Les fromages provenant de la transformation de lait issu de troupeaux constitués exclusivement de vaches de race salers comportent, en outre, une empreinte en relief comportant la mention « tradition salers », obligatoirement mise en place sur le fromage au montage de la pièce, ainsi que des représentations de têtes de vache salers apposées au moment de la commercialisation par tapis encreur ou mousseline sur le côté des fromages. Les fabricants qui utilisent la mention « tradition salers » doivent préalablement adresser à l'Institut national des appellations d'origine un document annexé à la déclaration d'aptitude prévue par la réglementation relative à l'agrément des produits laitiers d'appellation d'origine, comportant l'engagement de n'utiliser que du lait issu de troupeaux constitués exclusivement de vaches de race salers.

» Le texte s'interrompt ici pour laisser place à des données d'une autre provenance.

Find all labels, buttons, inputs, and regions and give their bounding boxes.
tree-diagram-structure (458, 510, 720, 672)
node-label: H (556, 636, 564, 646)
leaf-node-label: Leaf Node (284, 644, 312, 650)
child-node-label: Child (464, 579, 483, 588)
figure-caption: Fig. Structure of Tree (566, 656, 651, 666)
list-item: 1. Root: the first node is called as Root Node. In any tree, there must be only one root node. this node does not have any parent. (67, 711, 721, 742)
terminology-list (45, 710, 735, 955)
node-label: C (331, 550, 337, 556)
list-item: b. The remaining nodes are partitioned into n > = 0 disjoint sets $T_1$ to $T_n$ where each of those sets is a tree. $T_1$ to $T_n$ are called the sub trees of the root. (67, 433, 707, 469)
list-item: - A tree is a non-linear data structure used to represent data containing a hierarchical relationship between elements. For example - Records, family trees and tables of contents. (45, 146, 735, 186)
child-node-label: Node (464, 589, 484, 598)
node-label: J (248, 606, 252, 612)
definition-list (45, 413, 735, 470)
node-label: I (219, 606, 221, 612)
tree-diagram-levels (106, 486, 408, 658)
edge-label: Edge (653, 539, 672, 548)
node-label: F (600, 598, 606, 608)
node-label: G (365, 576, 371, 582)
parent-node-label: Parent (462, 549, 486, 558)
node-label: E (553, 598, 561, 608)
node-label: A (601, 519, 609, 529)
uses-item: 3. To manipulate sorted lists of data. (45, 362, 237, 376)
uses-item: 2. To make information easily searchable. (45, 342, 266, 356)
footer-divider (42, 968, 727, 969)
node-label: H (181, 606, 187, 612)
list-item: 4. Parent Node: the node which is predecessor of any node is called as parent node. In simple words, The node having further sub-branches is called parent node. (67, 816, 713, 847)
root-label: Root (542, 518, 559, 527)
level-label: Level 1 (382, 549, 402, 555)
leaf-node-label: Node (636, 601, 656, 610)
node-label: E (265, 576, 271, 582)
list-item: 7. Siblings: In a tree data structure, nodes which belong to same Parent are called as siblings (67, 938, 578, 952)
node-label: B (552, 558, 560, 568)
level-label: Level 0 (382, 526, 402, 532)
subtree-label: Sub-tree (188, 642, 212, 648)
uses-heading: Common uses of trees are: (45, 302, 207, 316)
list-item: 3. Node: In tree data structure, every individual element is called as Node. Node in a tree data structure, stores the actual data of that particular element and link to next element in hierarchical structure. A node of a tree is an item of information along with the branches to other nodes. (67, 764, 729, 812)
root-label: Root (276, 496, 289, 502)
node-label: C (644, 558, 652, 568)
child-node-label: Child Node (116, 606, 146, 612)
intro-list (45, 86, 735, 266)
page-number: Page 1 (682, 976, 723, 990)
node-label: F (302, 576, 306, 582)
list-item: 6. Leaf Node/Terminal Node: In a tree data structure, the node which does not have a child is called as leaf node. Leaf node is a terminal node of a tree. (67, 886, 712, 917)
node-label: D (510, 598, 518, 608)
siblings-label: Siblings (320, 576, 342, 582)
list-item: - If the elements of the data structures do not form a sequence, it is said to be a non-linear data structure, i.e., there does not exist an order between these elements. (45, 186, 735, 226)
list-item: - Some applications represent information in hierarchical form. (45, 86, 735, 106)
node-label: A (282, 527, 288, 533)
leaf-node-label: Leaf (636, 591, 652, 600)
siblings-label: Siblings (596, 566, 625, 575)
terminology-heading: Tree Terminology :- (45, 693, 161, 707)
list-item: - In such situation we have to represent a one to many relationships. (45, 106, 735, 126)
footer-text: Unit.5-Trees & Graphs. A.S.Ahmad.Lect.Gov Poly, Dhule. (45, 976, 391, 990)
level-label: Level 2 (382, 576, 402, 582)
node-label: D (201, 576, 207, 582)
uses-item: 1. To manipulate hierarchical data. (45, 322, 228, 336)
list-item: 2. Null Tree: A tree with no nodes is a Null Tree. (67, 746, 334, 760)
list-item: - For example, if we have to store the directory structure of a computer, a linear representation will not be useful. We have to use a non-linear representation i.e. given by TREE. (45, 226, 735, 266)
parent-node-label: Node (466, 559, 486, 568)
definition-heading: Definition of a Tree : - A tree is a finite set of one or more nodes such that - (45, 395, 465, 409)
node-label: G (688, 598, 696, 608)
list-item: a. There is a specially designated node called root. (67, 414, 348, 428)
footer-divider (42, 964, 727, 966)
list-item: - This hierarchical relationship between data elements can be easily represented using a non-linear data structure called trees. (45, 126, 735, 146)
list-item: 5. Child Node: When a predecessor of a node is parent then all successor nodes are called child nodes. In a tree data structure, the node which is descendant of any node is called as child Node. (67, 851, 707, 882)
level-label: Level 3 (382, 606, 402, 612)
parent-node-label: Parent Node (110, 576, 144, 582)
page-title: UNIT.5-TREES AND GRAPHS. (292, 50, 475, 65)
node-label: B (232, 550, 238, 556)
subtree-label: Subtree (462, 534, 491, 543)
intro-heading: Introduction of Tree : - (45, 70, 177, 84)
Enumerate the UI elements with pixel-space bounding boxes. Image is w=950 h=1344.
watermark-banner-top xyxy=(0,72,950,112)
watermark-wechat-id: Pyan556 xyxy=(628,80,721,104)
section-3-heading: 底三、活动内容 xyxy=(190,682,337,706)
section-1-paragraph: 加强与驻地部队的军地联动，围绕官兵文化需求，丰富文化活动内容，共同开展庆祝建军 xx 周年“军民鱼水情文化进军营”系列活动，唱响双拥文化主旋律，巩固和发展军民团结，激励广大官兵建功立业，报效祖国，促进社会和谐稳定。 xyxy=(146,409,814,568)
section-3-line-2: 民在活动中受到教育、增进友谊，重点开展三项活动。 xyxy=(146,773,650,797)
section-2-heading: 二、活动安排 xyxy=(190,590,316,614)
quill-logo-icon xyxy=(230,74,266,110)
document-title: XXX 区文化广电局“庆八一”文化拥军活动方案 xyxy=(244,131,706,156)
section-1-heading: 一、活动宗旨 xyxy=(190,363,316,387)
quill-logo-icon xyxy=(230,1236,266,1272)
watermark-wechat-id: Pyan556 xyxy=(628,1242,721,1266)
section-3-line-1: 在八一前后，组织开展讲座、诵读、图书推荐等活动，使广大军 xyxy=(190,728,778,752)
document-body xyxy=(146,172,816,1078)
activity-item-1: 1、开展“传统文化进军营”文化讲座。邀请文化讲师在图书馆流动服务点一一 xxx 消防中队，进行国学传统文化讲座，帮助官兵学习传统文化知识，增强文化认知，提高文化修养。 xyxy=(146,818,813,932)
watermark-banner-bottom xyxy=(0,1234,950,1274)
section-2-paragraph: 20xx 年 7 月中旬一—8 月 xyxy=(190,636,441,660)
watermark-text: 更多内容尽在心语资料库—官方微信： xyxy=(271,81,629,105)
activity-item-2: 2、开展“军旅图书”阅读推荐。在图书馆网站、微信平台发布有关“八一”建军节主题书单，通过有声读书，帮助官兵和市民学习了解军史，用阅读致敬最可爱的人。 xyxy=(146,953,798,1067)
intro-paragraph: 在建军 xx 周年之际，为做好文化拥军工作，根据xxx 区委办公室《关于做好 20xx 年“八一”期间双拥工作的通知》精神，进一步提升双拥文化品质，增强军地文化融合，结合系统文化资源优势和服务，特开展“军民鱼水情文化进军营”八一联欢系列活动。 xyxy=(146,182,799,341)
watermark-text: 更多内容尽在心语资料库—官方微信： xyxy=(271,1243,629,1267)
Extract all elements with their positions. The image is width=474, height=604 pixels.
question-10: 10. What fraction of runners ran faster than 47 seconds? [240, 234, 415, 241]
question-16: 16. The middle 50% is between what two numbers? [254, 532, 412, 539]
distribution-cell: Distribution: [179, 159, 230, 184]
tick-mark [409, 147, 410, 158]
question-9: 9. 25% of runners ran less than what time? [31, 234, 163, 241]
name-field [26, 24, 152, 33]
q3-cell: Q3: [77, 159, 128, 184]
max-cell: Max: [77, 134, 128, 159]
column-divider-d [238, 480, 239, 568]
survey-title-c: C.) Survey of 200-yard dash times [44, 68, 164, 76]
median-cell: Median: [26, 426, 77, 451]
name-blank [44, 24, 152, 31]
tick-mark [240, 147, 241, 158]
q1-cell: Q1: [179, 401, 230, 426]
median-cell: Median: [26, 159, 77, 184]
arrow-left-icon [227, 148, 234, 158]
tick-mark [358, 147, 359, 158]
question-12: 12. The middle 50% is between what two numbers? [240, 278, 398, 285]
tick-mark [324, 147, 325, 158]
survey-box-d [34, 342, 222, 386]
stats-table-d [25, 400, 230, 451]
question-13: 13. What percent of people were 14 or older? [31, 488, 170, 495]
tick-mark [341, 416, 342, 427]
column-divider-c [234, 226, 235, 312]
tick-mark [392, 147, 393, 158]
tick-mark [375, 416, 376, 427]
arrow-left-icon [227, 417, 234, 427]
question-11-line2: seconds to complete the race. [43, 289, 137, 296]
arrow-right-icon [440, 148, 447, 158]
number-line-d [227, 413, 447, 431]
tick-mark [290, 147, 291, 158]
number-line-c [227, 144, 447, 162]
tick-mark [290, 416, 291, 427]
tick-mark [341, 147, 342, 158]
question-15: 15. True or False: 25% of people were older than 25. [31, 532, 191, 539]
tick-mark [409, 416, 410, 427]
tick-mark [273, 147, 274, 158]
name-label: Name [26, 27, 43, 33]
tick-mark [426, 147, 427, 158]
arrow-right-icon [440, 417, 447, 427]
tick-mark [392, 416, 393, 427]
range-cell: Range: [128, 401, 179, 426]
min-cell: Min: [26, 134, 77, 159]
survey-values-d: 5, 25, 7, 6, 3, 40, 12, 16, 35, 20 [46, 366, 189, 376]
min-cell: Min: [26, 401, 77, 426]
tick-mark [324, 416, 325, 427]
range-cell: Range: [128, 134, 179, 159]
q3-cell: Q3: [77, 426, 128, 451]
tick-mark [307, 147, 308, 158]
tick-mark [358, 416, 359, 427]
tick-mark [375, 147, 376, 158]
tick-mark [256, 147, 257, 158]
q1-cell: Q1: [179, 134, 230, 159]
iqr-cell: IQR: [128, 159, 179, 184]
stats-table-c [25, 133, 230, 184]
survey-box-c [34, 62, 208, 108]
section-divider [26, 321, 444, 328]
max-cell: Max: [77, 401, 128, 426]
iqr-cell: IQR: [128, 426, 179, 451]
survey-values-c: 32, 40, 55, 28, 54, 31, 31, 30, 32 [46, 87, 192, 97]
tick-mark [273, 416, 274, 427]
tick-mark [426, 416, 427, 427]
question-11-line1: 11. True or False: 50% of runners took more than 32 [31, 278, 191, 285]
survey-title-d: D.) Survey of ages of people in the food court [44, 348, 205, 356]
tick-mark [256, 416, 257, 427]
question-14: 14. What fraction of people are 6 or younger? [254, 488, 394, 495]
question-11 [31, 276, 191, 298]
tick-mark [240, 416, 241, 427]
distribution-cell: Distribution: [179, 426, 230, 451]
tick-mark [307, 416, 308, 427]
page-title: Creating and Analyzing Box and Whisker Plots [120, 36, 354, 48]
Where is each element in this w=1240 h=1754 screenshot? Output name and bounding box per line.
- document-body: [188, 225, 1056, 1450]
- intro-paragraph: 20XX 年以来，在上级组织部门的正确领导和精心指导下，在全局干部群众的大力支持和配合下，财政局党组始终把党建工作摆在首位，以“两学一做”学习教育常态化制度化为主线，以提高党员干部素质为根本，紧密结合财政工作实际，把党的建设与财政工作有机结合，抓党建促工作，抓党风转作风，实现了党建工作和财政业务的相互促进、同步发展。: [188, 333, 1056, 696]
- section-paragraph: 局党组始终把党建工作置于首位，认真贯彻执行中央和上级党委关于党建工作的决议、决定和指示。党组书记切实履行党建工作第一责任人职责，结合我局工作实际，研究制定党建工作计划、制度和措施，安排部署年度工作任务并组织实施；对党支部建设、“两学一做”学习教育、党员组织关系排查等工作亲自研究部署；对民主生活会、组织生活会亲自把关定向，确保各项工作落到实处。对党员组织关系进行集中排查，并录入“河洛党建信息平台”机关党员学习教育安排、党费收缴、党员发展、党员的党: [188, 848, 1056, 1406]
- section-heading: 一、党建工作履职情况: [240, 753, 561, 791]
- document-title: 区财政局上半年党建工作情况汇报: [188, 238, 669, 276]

Les marques d'identification et les empreintes sont distribuées exclusivement par le syndicat de défense de l'appellation à tout fabricant ayant présenté une déclaration d'aptitude auprès de l'Institut national des appellations d'origine proportionnellement aux quantités de lait conformes à l'appellation d'origine contrôlée mises en fabrication. Elles sont retirées au fabricant en cas d'invalidation de sa déclaration d'aptitude ou de suspension de l'usage de l'appellation d'origine contrôlée notifiée par l'Institut national des appellations d'origine.
Article 9
Pour permettre le contrôle de la qualité du fromage Salers , de l'origine et des règles de production de l'appellation, les producteurs fermiers et les affineurs tiennent une comptabilité matière, comportant les entrées et les sorties des fromages. Chaque opérateur tient à la disposition des services de l'Institut national des appellations d'origine tout document nécessaire au contrôle du respect des conditions de production.
Article 10
Indépendamment des mentions réglementaires applicables à tous les fromages, l'étiquetage des fromages bénéficiant de l'appellation d'origine contrôlée « Salers » doit comporter le nom de l'appellation d'origine inscrit en caractères de dimensions au moins égales aux deux tiers de celles des caractères les plus grands figurant sur l'étiquetage et la mention « appellation d'origine contrôlée ».
L'emploi de tout qualificatif ou autre mention accompagnant ladite appellation d'origine est interdit dans l'étiquetage, la publicité, les factures ou papiers de commerce à l'exception :des marques de commerce ou de fabrique particulières ;des mentions autorisées par l'article 8 du présent décret.
Article 11
Lorsque le fromage est vendu après préemballage, les morceaux doivent obligatoirement présenter une partie croûtée caractéristique de l'appellation.
Article 12
L'emploi de toute indication ou de tout signe susceptible de faire croire à l'acheteur qu'un fromage a droit à l'appellation d'origine « Salers », alors qu'il ne répond pas à toutes les conditions fixées par le présent décret, est poursuivi conformément à la législation en vigueur sur la répression des fraudes et sur la protection des appellations d'origine.